Jia made the remarks while addressing a national meeting on the reform of the collectively-owned forestry system held in central China's Jiangxi Province, noting that nationwide reform is necessary for the sound development of collectively-owned forestry. Reforms will probably end in 2010.
The reform aims to transfer more operational rights from local governments and local forestry administrations to farmers, Jia said.
After the reform, farmers will become forestry operators, signing long-term operating contracts with the government. Meanwhile, ownership of the forests will remain with the government.
Jia said that the operation rights will make farmers more involved in the planting and maintaining of trees and they will be able to pocket more money.
The trial reforms conducted in southeastern Fujian and central Jiangxi provinces in recent years have spurred farmers' commitment to forestry operations and enhanced their income.
Statistics show that the yearly plantation area of trees doubled in Fujian in 2005 after the reform. Similarly, farmers' forestry income in Jiangxi increased by 41 percent year-on-year in 2005.

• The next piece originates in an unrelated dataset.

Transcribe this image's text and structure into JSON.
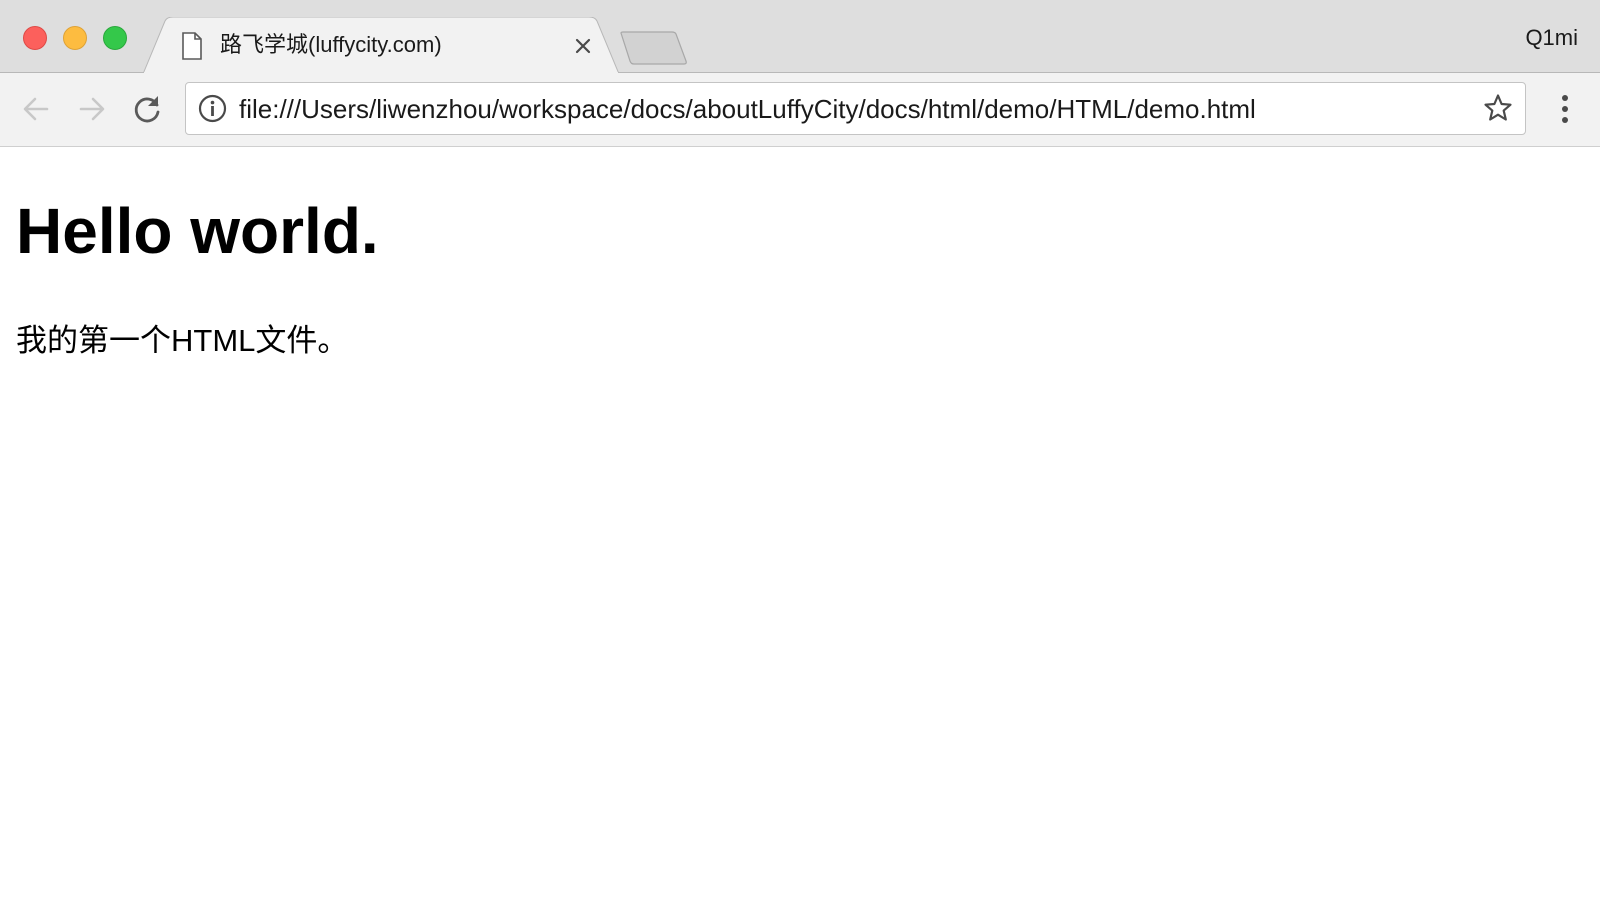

Looking at the different situations in different provinces, Jia said that local characteristics and farmers' advice would be taken into consideration in the reform and the various solutions proposed.
Up to now, the administration has conducted trial reforms in Fujian, Jiangxi and Liaoning provinces, covering about 15 million hectares of forestry.
A considerable number of China's farmers live in mountainous areas and depend on forestry for their lives. Many of them are amongst the poorest people in China.
Insiders say that the reform will greatly benefit these people and help to lift them out of poverty, contributing to the country's poverty-lifting project.